Anggota kritis fraktur (FCM) adalah anggota tarik atau komponen tarik dari anggota yang kegagalannya kemungkinan akan menyebabkan sebagian atau seluruh jembatan runtuh. Anggota non-kritis fraktur (NFCM) memiliki redundansi sehingga kegagalan satu anggota tidak akan menyebabkan keruntuhan. D1.5 mensyaratkan Logam Las FCM untuk memenuhi persyaratan yang lebih ketat: tabel preheat terpisah (Tabel 12.4 hingga 12.8), pengujian ketangguhan CVN wajib Logam Las, pemeriksaan nondestruktif yang ditingkatkan, dan kriteria penerimaan yang lebih ketat.

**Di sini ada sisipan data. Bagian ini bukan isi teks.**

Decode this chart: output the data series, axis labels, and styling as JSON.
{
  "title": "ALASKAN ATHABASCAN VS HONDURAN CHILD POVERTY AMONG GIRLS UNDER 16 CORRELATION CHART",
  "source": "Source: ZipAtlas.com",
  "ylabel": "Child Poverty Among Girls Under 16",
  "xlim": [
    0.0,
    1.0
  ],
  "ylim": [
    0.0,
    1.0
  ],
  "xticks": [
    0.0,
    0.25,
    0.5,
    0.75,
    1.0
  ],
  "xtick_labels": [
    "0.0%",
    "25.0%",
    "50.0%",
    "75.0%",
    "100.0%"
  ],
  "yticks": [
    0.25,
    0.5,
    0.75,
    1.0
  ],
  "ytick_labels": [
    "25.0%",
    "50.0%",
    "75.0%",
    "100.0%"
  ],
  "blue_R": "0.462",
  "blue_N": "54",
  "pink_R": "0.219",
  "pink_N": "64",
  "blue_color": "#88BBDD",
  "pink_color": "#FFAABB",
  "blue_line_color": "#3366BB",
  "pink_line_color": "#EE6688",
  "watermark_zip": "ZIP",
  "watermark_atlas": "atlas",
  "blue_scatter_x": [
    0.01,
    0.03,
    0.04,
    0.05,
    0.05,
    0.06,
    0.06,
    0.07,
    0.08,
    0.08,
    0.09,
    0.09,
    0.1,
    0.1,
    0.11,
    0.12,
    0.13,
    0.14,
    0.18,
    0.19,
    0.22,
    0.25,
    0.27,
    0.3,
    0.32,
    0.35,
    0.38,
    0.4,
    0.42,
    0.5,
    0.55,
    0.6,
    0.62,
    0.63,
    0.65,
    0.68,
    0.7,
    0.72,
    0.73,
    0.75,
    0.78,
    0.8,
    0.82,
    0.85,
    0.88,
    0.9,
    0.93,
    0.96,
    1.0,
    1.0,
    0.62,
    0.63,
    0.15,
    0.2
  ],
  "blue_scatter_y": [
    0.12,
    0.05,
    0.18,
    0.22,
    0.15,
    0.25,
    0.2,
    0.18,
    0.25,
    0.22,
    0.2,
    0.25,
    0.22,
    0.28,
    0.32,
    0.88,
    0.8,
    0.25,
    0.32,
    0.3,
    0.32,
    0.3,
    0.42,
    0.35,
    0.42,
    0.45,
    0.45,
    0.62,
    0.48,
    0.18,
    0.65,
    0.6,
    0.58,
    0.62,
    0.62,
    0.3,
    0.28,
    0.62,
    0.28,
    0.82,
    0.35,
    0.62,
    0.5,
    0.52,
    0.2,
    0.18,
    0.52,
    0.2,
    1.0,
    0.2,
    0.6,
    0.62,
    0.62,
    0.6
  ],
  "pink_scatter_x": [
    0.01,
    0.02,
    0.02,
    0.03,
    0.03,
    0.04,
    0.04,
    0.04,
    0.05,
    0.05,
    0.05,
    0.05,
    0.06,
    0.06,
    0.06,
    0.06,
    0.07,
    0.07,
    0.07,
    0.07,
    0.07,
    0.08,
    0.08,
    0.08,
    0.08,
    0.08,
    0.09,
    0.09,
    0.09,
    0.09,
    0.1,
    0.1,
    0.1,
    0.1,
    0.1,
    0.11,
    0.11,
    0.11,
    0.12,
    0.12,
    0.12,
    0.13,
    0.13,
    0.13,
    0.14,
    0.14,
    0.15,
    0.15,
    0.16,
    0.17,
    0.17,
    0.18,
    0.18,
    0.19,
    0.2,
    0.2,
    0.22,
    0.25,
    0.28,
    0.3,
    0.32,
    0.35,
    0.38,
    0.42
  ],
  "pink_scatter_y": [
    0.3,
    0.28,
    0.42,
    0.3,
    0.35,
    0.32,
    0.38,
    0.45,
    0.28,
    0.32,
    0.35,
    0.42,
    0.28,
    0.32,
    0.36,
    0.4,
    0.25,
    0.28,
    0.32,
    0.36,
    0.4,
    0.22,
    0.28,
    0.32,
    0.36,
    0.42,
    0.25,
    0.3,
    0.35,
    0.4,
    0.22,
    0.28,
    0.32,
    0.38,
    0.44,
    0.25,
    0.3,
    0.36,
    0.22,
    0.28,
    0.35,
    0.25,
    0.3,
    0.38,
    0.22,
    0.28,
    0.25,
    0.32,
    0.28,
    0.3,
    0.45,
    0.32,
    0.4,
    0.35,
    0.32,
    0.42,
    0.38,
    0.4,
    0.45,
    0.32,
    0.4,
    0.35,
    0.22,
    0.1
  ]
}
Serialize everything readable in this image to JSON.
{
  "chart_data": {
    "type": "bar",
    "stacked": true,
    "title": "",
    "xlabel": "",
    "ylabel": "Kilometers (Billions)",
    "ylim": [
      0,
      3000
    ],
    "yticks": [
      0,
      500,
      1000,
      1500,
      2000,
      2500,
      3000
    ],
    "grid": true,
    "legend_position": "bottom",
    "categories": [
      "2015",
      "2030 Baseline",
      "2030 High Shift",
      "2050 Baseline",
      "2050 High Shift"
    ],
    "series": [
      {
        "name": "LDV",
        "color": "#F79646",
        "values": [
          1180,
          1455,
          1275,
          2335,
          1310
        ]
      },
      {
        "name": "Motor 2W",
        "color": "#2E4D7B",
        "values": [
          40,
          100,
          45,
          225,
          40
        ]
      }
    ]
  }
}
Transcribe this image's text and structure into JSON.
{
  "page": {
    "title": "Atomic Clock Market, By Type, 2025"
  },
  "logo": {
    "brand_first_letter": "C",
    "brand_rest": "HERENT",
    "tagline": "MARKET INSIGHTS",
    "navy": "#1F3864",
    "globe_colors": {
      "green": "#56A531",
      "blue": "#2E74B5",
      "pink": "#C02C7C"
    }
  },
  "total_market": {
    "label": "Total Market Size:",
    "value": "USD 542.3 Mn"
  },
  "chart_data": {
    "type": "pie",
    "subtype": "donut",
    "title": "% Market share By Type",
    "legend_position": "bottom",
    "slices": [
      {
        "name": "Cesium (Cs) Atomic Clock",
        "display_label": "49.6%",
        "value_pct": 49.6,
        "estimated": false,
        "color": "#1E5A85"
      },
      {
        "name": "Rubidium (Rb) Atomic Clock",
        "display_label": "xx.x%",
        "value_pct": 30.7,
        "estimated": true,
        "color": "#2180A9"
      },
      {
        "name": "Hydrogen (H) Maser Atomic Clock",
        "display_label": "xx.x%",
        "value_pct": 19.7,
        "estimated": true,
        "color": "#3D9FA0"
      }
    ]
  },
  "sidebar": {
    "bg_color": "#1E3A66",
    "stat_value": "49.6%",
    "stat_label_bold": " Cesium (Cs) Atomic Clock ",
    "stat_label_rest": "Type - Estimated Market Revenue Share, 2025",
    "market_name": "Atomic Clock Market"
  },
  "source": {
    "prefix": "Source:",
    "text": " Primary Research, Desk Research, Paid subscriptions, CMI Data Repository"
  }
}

D1.5 memiliki dua sistem preheat terpisah. Anggota non-kritis fraktur menggunakan Tabel 6.3 untuk preheat Minimum (mirip dengan D1.1 Tabel 5.11 tetapi merujuk pada grade AASHTO M270) dan Tabel 6.4 untuk Suhu Antar Lajur Maksimum. Anggota kritis fraktur menggunakan Tabel 12.4 hingga 12.8, yang menambahkan penentu hidrogen (H4, H8, H16) dan Masukan Panas sebagai sumbu pencarian tambahan di luar grade baja dan Ketebalan. Ini berarti preheat FC tergantung pada empat variabel, bukan dua.
D1.5 merujuk pada grade baja AASHTO M270, yang merupakan padanan spesifik jembatan dari baja struktural ASTM. Grade umum termasuk M270 Grade 250 (setara dengan A709 Grade 36), M270 Grade 345 dan 345W (setara dengan A709 Grade 50 dan 50W), M270 HPS345W dan HPS485W (baja kinerja tinggi), dan M270 HPS690W (dipadamkan dan ditempa, grade kekuatan tertinggi dalam Kode).
Untuk anggota kritis fraktur, ya. D1.5 Pasal 12 mensyaratkan pengujian ketangguhan CVN Logam Las untuk semua Logam Las kritis fraktur. Nilai ketangguhan yang disyaratkan tergantung pada Suhu layanan Minimum dan grade baja. Untuk anggota non-kritis fraktur, persyaratan pengujian CVN mengikuti Spesifikasi Logam Induk dan penilaian insinyur berdasarkan kondisi layanan.